I am trying to benchmark the mr weather model application by completely subscribing all the available cores on our machine which happens to be 128 (AMD 7742,AMD 7713).
In past, we have benchmarked WRF weather application with 16 MPI ranks x8 threads per process, 32 MPI ranks x 4 threads per process and 128 MPI ranks and we target to benchmark the mr weather model in similar way.
I have managed to create the setup by following the instructions at -
The default recommendations for MPI ranks (by the model) for C96, 192 and 384 resolutions of ths model are - 108, 180, 252.

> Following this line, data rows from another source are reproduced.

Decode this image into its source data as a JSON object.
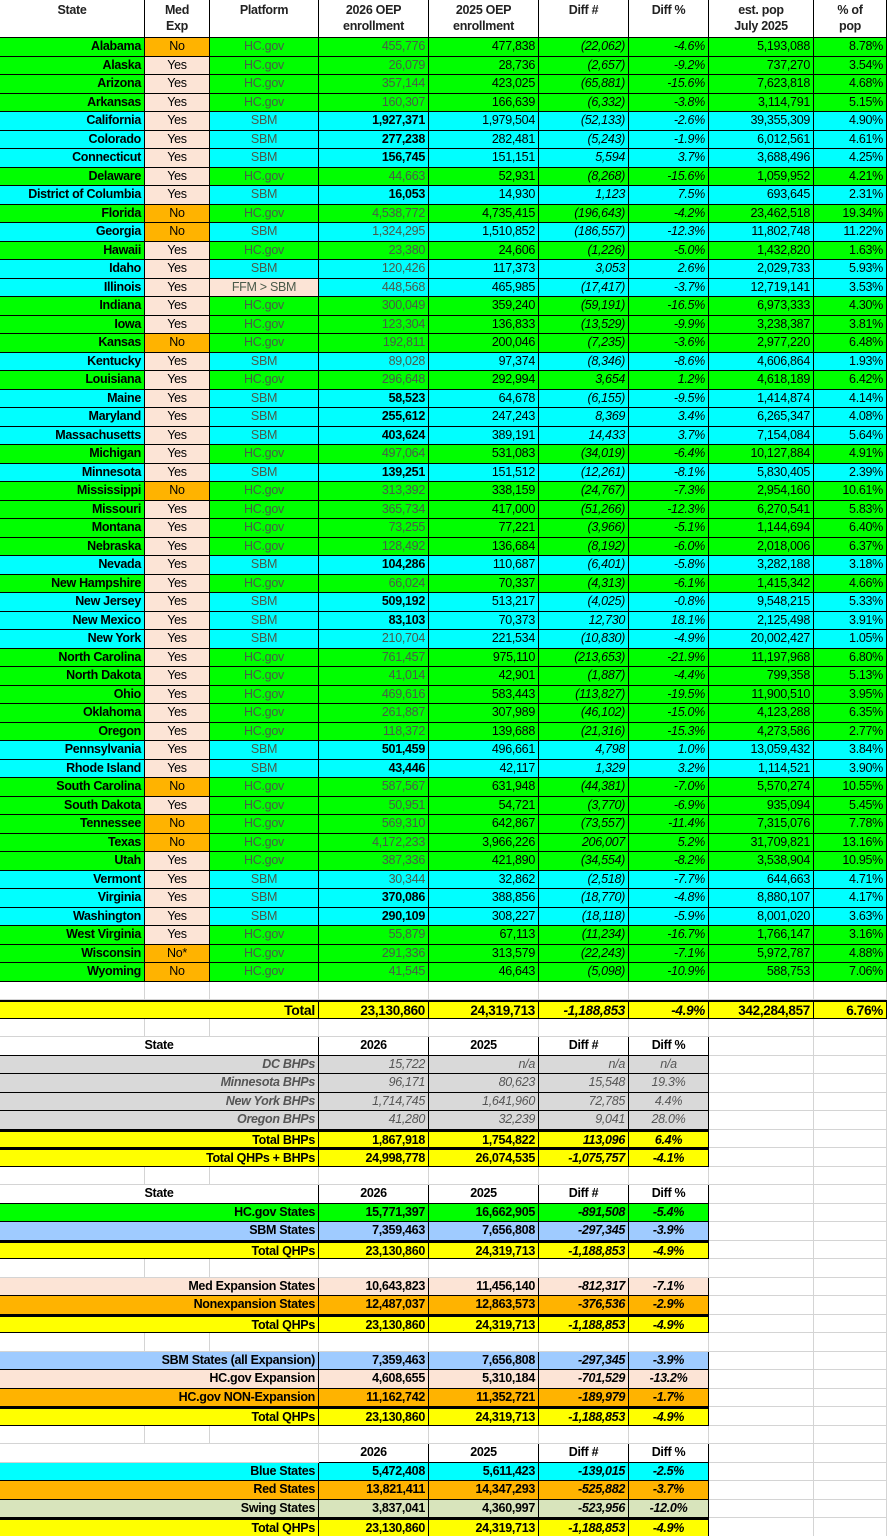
{
  "colors": {
    "hcgov": "#00ff00",
    "sbm": "#00ffff",
    "no_exp": "#ffb300",
    "yes_exp": "#fce4d6",
    "total": "#ffff00",
    "bhp": "#d9d9d9",
    "sbm_light": "#9fcbff",
    "swing": "#d8e4bc"
  },
  "main_table": {
    "headers": [
      "State",
      "Med\nExp",
      "Platform",
      "2026 OEP\nenrollment",
      "2025 OEP\nenrollment",
      "Diff #",
      "Diff %",
      "est. pop\nJuly 2025",
      "% of\npop"
    ],
    "rows": [
      [
        "Alabama",
        "No",
        "HC.gov",
        "455,776",
        "477,838",
        "(22,062)",
        "-4.6%",
        "5,193,088",
        "8.78%",
        false
      ],
      [
        "Alaska",
        "Yes",
        "HC.gov",
        "26,079",
        "28,736",
        "(2,657)",
        "-9.2%",
        "737,270",
        "3.54%",
        false
      ],
      [
        "Arizona",
        "Yes",
        "HC.gov",
        "357,144",
        "423,025",
        "(65,881)",
        "-15.6%",
        "7,623,818",
        "4.68%",
        false
      ],
      [
        "Arkansas",
        "Yes",
        "HC.gov",
        "160,307",
        "166,639",
        "(6,332)",
        "-3.8%",
        "3,114,791",
        "5.15%",
        false
      ],
      [
        "California",
        "Yes",
        "SBM",
        "1,927,371",
        "1,979,504",
        "(52,133)",
        "-2.6%",
        "39,355,309",
        "4.90%",
        true
      ],
      [
        "Colorado",
        "Yes",
        "SBM",
        "277,238",
        "282,481",
        "(5,243)",
        "-1.9%",
        "6,012,561",
        "4.61%",
        true
      ],
      [
        "Connecticut",
        "Yes",
        "SBM",
        "156,745",
        "151,151",
        "5,594",
        "3.7%",
        "3,688,496",
        "4.25%",
        true
      ],
      [
        "Delaware",
        "Yes",
        "HC.gov",
        "44,663",
        "52,931",
        "(8,268)",
        "-15.6%",
        "1,059,952",
        "4.21%",
        false
      ],
      [
        "District of Columbia",
        "Yes",
        "SBM",
        "16,053",
        "14,930",
        "1,123",
        "7.5%",
        "693,645",
        "2.31%",
        true
      ],
      [
        "Florida",
        "No",
        "HC.gov",
        "4,538,772",
        "4,735,415",
        "(196,643)",
        "-4.2%",
        "23,462,518",
        "19.34%",
        false
      ],
      [
        "Georgia",
        "No",
        "SBM",
        "1,324,295",
        "1,510,852",
        "(186,557)",
        "-12.3%",
        "11,802,748",
        "11.22%",
        false
      ],
      [
        "Hawaii",
        "Yes",
        "HC.gov",
        "23,380",
        "24,606",
        "(1,226)",
        "-5.0%",
        "1,432,820",
        "1.63%",
        false
      ],
      [
        "Idaho",
        "Yes",
        "SBM",
        "120,426",
        "117,373",
        "3,053",
        "2.6%",
        "2,029,733",
        "5.93%",
        false
      ],
      [
        "Illinois",
        "Yes",
        "FFM > SBM",
        "448,568",
        "465,985",
        "(17,417)",
        "-3.7%",
        "12,719,141",
        "3.53%",
        false
      ],
      [
        "Indiana",
        "Yes",
        "HC.gov",
        "300,049",
        "359,240",
        "(59,191)",
        "-16.5%",
        "6,973,333",
        "4.30%",
        false
      ],
      [
        "Iowa",
        "Yes",
        "HC.gov",
        "123,304",
        "136,833",
        "(13,529)",
        "-9.9%",
        "3,238,387",
        "3.81%",
        false
      ],
      [
        "Kansas",
        "No",
        "HC.gov",
        "192,811",
        "200,046",
        "(7,235)",
        "-3.6%",
        "2,977,220",
        "6.48%",
        false
      ],
      [
        "Kentucky",
        "Yes",
        "SBM",
        "89,028",
        "97,374",
        "(8,346)",
        "-8.6%",
        "4,606,864",
        "1.93%",
        false
      ],
      [
        "Louisiana",
        "Yes",
        "HC.gov",
        "296,648",
        "292,994",
        "3,654",
        "1.2%",
        "4,618,189",
        "6.42%",
        false
      ],
      [
        "Maine",
        "Yes",
        "SBM",
        "58,523",
        "64,678",
        "(6,155)",
        "-9.5%",
        "1,414,874",
        "4.14%",
        true
      ],
      [
        "Maryland",
        "Yes",
        "SBM",
        "255,612",
        "247,243",
        "8,369",
        "3.4%",
        "6,265,347",
        "4.08%",
        true
      ],
      [
        "Massachusetts",
        "Yes",
        "SBM",
        "403,624",
        "389,191",
        "14,433",
        "3.7%",
        "7,154,084",
        "5.64%",
        true
      ],
      [
        "Michigan",
        "Yes",
        "HC.gov",
        "497,064",
        "531,083",
        "(34,019)",
        "-6.4%",
        "10,127,884",
        "4.91%",
        false
      ],
      [
        "Minnesota",
        "Yes",
        "SBM",
        "139,251",
        "151,512",
        "(12,261)",
        "-8.1%",
        "5,830,405",
        "2.39%",
        true
      ],
      [
        "Mississippi",
        "No",
        "HC.gov",
        "313,392",
        "338,159",
        "(24,767)",
        "-7.3%",
        "2,954,160",
        "10.61%",
        false
      ],
      [
        "Missouri",
        "Yes",
        "HC.gov",
        "365,734",
        "417,000",
        "(51,266)",
        "-12.3%",
        "6,270,541",
        "5.83%",
        false
      ],
      [
        "Montana",
        "Yes",
        "HC.gov",
        "73,255",
        "77,221",
        "(3,966)",
        "-5.1%",
        "1,144,694",
        "6.40%",
        false
      ],
      [
        "Nebraska",
        "Yes",
        "HC.gov",
        "128,492",
        "136,684",
        "(8,192)",
        "-6.0%",
        "2,018,006",
        "6.37%",
        false
      ],
      [
        "Nevada",
        "Yes",
        "SBM",
        "104,286",
        "110,687",
        "(6,401)",
        "-5.8%",
        "3,282,188",
        "3.18%",
        true
      ],
      [
        "New Hampshire",
        "Yes",
        "HC.gov",
        "66,024",
        "70,337",
        "(4,313)",
        "-6.1%",
        "1,415,342",
        "4.66%",
        false
      ],
      [
        "New Jersey",
        "Yes",
        "SBM",
        "509,192",
        "513,217",
        "(4,025)",
        "-0.8%",
        "9,548,215",
        "5.33%",
        true
      ],
      [
        "New Mexico",
        "Yes",
        "SBM",
        "83,103",
        "70,373",
        "12,730",
        "18.1%",
        "2,125,498",
        "3.91%",
        true
      ],
      [
        "New York",
        "Yes",
        "SBM",
        "210,704",
        "221,534",
        "(10,830)",
        "-4.9%",
        "20,002,427",
        "1.05%",
        false
      ],
      [
        "North Carolina",
        "Yes",
        "HC.gov",
        "761,457",
        "975,110",
        "(213,653)",
        "-21.9%",
        "11,197,968",
        "6.80%",
        false
      ],
      [
        "North Dakota",
        "Yes",
        "HC.gov",
        "41,014",
        "42,901",
        "(1,887)",
        "-4.4%",
        "799,358",
        "5.13%",
        false
      ],
      [
        "Ohio",
        "Yes",
        "HC.gov",
        "469,616",
        "583,443",
        "(113,827)",
        "-19.5%",
        "11,900,510",
        "3.95%",
        false
      ],
      [
        "Oklahoma",
        "Yes",
        "HC.gov",
        "261,887",
        "307,989",
        "(46,102)",
        "-15.0%",
        "4,123,288",
        "6.35%",
        false
      ],
      [
        "Oregon",
        "Yes",
        "HC.gov",
        "118,372",
        "139,688",
        "(21,316)",
        "-15.3%",
        "4,273,586",
        "2.77%",
        false
      ],
      [
        "Pennsylvania",
        "Yes",
        "SBM",
        "501,459",
        "496,661",
        "4,798",
        "1.0%",
        "13,059,432",
        "3.84%",
        true
      ],
      [
        "Rhode Island",
        "Yes",
        "SBM",
        "43,446",
        "42,117",
        "1,329",
        "3.2%",
        "1,114,521",
        "3.90%",
        true
      ],
      [
        "South Carolina",
        "No",
        "HC.gov",
        "587,567",
        "631,948",
        "(44,381)",
        "-7.0%",
        "5,570,274",
        "10.55%",
        false
      ],
      [
        "South Dakota",
        "Yes",
        "HC.gov",
        "50,951",
        "54,721",
        "(3,770)",
        "-6.9%",
        "935,094",
        "5.45%",
        false
      ],
      [
        "Tennessee",
        "No",
        "HC.gov",
        "569,310",
        "642,867",
        "(73,557)",
        "-11.4%",
        "7,315,076",
        "7.78%",
        false
      ],
      [
        "Texas",
        "No",
        "HC.gov",
        "4,172,233",
        "3,966,226",
        "206,007",
        "5.2%",
        "31,709,821",
        "13.16%",
        false
      ],
      [
        "Utah",
        "Yes",
        "HC.gov",
        "387,336",
        "421,890",
        "(34,554)",
        "-8.2%",
        "3,538,904",
        "10.95%",
        false
      ],
      [
        "Vermont",
        "Yes",
        "SBM",
        "30,344",
        "32,862",
        "(2,518)",
        "-7.7%",
        "644,663",
        "4.71%",
        false
      ],
      [
        "Virginia",
        "Yes",
        "SBM",
        "370,086",
        "388,856",
        "(18,770)",
        "-4.8%",
        "8,880,107",
        "4.17%",
        true
      ],
      [
        "Washington",
        "Yes",
        "SBM",
        "290,109",
        "308,227",
        "(18,118)",
        "-5.9%",
        "8,001,020",
        "3.63%",
        true
      ],
      [
        "West Virginia",
        "Yes",
        "HC.gov",
        "55,879",
        "67,113",
        "(11,234)",
        "-16.7%",
        "1,766,147",
        "3.16%",
        false
      ],
      [
        "Wisconsin",
        "No*",
        "HC.gov",
        "291,336",
        "313,579",
        "(22,243)",
        "-7.1%",
        "5,972,787",
        "4.88%",
        false
      ],
      [
        "Wyoming",
        "No",
        "HC.gov",
        "41,545",
        "46,643",
        "(5,098)",
        "-10.9%",
        "588,753",
        "7.06%",
        false
      ]
    ],
    "total": [
      "Total",
      "23,130,860",
      "24,319,713",
      "-1,188,853",
      "-4.9%",
      "342,284,857",
      "6.76%"
    ]
  },
  "summary_tables": [
    {
      "header": [
        "State",
        "2026",
        "2025",
        "Diff #",
        "Diff %"
      ],
      "rows": [
        {
          "label": "DC BHPs",
          "values": [
            "15,722",
            "n/a",
            "n/a",
            "n/a"
          ],
          "style": "bhp"
        },
        {
          "label": "Minnesota BHPs",
          "values": [
            "96,171",
            "80,623",
            "15,548",
            "19.3%"
          ],
          "style": "bhp"
        },
        {
          "label": "New York BHPs",
          "values": [
            "1,714,745",
            "1,641,960",
            "72,785",
            "4.4%"
          ],
          "style": "bhp"
        },
        {
          "label": "Oregon BHPs",
          "values": [
            "41,280",
            "32,239",
            "9,041",
            "28.0%"
          ],
          "style": "bhp"
        },
        {
          "label": "Total BHPs",
          "values": [
            "1,867,918",
            "1,754,822",
            "113,096",
            "6.4%"
          ],
          "style": "total"
        },
        {
          "label": "Total QHPs + BHPs",
          "values": [
            "24,998,778",
            "26,074,535",
            "-1,075,757",
            "-4.1%"
          ],
          "style": "total"
        }
      ]
    },
    {
      "header": [
        "State",
        "2026",
        "2025",
        "Diff #",
        "Diff %"
      ],
      "rows": [
        {
          "label": "HC.gov States",
          "values": [
            "15,771,397",
            "16,662,905",
            "-891,508",
            "-5.4%"
          ],
          "style": "hcgov"
        },
        {
          "label": "SBM States",
          "values": [
            "7,359,463",
            "7,656,808",
            "-297,345",
            "-3.9%"
          ],
          "style": "sbm_light"
        },
        {
          "label": "Total QHPs",
          "values": [
            "23,130,860",
            "24,319,713",
            "-1,188,853",
            "-4.9%"
          ],
          "style": "total"
        }
      ]
    },
    {
      "header": null,
      "rows": [
        {
          "label": "Med Expansion States",
          "values": [
            "10,643,823",
            "11,456,140",
            "-812,317",
            "-7.1%"
          ],
          "style": "yes_exp"
        },
        {
          "label": "Nonexpansion States",
          "values": [
            "12,487,037",
            "12,863,573",
            "-376,536",
            "-2.9%"
          ],
          "style": "no_exp"
        },
        {
          "label": "Total QHPs",
          "values": [
            "23,130,860",
            "24,319,713",
            "-1,188,853",
            "-4.9%"
          ],
          "style": "total"
        }
      ]
    },
    {
      "header": null,
      "rows": [
        {
          "label": "SBM States (all Expansion)",
          "values": [
            "7,359,463",
            "7,656,808",
            "-297,345",
            "-3.9%"
          ],
          "style": "sbm_light"
        },
        {
          "label": "HC.gov Expansion",
          "values": [
            "4,608,655",
            "5,310,184",
            "-701,529",
            "-13.2%"
          ],
          "style": "yes_exp"
        },
        {
          "label": "HC.gov NON-Expansion",
          "values": [
            "11,162,742",
            "11,352,721",
            "-189,979",
            "-1.7%"
          ],
          "style": "no_exp"
        },
        {
          "label": "Total QHPs",
          "values": [
            "23,130,860",
            "24,319,713",
            "-1,188,853",
            "-4.9%"
          ],
          "style": "total"
        }
      ]
    },
    {
      "header": [
        "",
        "2026",
        "2025",
        "Diff #",
        "Diff %"
      ],
      "rows": [
        {
          "label": "Blue States",
          "values": [
            "5,472,408",
            "5,611,423",
            "-139,015",
            "-2.5%"
          ],
          "style": "sbm"
        },
        {
          "label": "Red States",
          "values": [
            "13,821,411",
            "14,347,293",
            "-525,882",
            "-3.7%"
          ],
          "style": "no_exp"
        },
        {
          "label": "Swing States",
          "values": [
            "3,837,041",
            "4,360,997",
            "-523,956",
            "-12.0%"
          ],
          "style": "swing"
        },
        {
          "label": "Total QHPs",
          "values": [
            "23,130,860",
            "24,319,713",
            "-1,188,853",
            "-4.9%"
          ],
          "style": "total"
        }
      ]
    }
  ]
}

user1@node001] ./create_newcase --case DORIAN_C96_GFSv15p2 --compset GFSv15p2 --res C96 --workflow ufs-mrweather --machine cluster1
user1@node001] cd DORIAN_C96_GFSv15p2
Comp NTASKS NTHRDS ROOTPE
ATM : 108/ 1; 0
user1@node001] ./xmlchange NTASKS_ATM=128
For your changes to take effect, run:
user1@node001] ./case.setup --reset
Building case in directory /home/user1/Milan_UFS/1.1.0_intel/src/my_ufs_sandbox/cime/scripts/DORIAN_C96_GFSv15p2
sharedlib_only is False
model_only is False
Setting Environment OMP_STACKSIZE=256M
Setting Environment OMP_NUM_THREADS=1
Generating component namelists as part of build
Creating component namelists
2021-07-23 09:45:19 atm
Checking /home/user1/Milan_UFS/1.1.0_intel/datasetmrweather/inputs/ufs_inputdata/icfiles/201908/20190829 directory to find raw input files ...
Found 'atm.input.ic.grb2' in input directory
CHGRES namelist option 'input_type' is set to grib2
CHGRES will use /home/user1/Milan_UFS/1.1.0_intel/datasetmrweather/inputs/ufs_inputdata/icfiles/201908/20190829/atm.input.ic.grb2
removing file /home/user1/Milan_UFS/1.1.0_intel/src/my_ufs_sandbox/cime/scripts/DORIAN_C96_GFSv15p2/Buildconf/ufsatm.input_data_list
input_type grib2 nstf_name ['0', '1', '0', '0', '0']
ERROR: Total number of PE need to be consistent with the model namelist options:
Total number of PE (ntask_atm) = 128
Decomposition in x and y direction (layout) = 4x4
Number of tile (ntiles) = 6
Number of I/O group (write_groups) = 1
Number of tasks in each I/O group (write_tasks_per_group) = 12
I understand that the general recommendations like 128 MPI ranks, 32 MPI ranks x 4 threads/rank, and 16 MPI ranks x 8 threads/rank may not be applicable here as the ranks seem to be governed by the “pe layout formula” .
could you please advice on recommendations to customize this application/application input so that i can subscribe all available cores.
or is there any other dataset which i can use with UFS model for aforementioned launch configs.